Coronary artery disease (CAD) is the leading cause of death in the industrialized world. But the most widely used noninvasive means of detecting it-an exercise test-has a high rate of both false positives and false negatives. A promising new diagnostic method based on changes in a blood marker is being tested by Dr. Robert Foote, a cardiologist at Dartmouth. He compared levels of a neurohormone called B-natriuretic peptide (BNP) before and after exercise. "Over 90% of the patients with inadequate blood flow showed an abnormal increase in BNP," says Foote. "Only 37.5% of the same patients' electrocardiograms showed abnormal patterns." The work was published in the journal Circulation.
A fast brake
Pancreatic cancer is an aggressive and cagy foe: it spreads rapidly and resists traditional chemotherapy. Dr. Murray Korc, chair of medicine at DMS, likens the disease to a car with a stuck accelerator. "Naturally, you apply the brakes," he says. Yet not only do the brakes not work, but the cancer has converted them into an accelerator. "In essence," Korc explains, "pumping the brakes gives you two accelerators." There is promise, however, in a recent report from Korc's lab of a new method of treating the disease. It focuses on the over-expression of a molecule called VEGF, which hampers chemotherapeutic efforts against pancreatic cancer. The lab's findings were reported in the journal Clinical Cancer Research.

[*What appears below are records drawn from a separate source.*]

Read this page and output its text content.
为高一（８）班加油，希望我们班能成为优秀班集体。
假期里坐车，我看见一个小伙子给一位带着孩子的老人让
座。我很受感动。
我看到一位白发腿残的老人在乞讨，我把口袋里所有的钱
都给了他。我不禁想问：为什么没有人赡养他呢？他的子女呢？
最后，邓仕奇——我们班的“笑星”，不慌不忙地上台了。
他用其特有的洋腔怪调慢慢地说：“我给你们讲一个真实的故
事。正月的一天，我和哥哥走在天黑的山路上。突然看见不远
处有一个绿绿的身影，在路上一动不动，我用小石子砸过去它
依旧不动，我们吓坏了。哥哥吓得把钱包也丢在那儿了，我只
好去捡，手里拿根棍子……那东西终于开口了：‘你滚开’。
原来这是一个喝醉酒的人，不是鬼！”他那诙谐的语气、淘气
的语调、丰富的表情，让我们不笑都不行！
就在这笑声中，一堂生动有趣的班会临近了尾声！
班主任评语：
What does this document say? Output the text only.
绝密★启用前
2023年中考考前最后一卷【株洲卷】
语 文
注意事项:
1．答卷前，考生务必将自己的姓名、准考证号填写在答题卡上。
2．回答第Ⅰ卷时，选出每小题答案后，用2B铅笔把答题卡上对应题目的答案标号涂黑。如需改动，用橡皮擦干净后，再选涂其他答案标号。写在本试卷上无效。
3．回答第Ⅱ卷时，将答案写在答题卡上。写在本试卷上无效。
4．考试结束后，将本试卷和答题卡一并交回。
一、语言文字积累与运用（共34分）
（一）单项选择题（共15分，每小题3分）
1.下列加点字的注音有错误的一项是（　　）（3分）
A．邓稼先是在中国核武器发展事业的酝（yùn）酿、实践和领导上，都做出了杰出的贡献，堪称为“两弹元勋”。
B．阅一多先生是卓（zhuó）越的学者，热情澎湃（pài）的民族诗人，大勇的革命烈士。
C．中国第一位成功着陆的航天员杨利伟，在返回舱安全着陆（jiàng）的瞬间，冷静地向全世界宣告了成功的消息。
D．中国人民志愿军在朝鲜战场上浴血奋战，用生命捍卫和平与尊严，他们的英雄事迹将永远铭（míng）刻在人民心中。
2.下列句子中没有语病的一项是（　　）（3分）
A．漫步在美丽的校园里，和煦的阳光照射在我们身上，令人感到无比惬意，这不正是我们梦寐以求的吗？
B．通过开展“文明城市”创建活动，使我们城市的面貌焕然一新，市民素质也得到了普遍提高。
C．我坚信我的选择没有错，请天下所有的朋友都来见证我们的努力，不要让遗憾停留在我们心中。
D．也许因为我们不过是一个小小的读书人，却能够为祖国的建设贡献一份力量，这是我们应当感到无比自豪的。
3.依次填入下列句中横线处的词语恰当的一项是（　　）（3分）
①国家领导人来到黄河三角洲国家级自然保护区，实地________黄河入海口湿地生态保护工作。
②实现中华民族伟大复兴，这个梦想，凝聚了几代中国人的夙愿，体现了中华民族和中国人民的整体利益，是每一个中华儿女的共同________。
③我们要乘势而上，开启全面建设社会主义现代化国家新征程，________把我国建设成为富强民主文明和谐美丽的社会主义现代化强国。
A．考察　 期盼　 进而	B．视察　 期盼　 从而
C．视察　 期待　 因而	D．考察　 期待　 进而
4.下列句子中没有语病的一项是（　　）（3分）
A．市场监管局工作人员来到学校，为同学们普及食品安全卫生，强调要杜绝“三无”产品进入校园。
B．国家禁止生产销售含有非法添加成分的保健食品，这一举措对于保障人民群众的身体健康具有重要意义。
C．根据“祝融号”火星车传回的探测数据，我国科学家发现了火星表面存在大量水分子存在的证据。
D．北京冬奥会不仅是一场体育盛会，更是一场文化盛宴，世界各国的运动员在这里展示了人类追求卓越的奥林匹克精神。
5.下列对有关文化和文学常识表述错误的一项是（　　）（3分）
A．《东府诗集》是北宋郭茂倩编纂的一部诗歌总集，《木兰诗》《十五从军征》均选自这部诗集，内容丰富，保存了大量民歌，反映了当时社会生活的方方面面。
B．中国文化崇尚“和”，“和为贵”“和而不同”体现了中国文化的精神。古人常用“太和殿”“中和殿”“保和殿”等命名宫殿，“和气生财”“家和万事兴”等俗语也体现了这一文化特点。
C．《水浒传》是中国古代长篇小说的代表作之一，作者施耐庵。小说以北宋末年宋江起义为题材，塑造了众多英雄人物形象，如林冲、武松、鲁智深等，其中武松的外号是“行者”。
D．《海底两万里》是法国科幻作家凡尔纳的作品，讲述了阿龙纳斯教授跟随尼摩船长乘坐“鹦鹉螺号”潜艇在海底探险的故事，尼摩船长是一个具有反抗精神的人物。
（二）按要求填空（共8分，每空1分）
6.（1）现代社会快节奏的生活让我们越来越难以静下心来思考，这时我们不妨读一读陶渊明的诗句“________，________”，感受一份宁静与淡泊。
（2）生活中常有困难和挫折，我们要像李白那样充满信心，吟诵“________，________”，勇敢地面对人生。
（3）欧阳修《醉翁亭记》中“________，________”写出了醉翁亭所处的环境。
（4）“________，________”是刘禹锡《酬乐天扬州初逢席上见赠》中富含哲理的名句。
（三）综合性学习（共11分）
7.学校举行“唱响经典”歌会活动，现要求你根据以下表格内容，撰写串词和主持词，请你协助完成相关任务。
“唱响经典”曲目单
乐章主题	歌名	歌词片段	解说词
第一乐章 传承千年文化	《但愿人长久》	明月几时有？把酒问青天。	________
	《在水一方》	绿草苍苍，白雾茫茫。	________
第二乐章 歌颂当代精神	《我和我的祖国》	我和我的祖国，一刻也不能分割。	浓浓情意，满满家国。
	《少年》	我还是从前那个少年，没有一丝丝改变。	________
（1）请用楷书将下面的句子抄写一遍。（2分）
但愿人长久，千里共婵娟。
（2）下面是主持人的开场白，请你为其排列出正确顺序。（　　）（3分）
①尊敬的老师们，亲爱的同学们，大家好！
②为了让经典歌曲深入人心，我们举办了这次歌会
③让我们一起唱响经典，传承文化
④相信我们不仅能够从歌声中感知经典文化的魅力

One of the leading causes of stroke is blockage of the carotid artery-the vessel in the neck that supplies blood to the brain. Surgery to remove blockages in high-risk patients results in serious complications or death in as many as 14.5% of cases. But a DHMC study involving 100 such patients who received a far less invasive procedure- clearing the artery of plaque by in- flating a "balloon" in it, and then inserting a tiny metal tube called a stent-"far surpassed our expectations," says Dr. Richard Powell, chief of interventional vascular surgery. "We had no deaths and no major strokes in these patients, despite their highrisk status." The results were published in the Journal of Vascular Surgery.
DMS cancer researchers have discovered a new vitamin in a molecular pathway central to such vital processes as gene regulation, metabolism, and aging. And, they found, milk contains this nutrient. Nicotinamide riboside had been thought to be a vitamin form of a common small molecule that appeared only in certain bacteria. But the researchers saw it had properties of a vitamin in yeast and then identified it in the whey of milk. Conducted in the lab of Charles Brenner, the work was published in a recent issue of the journal Cell.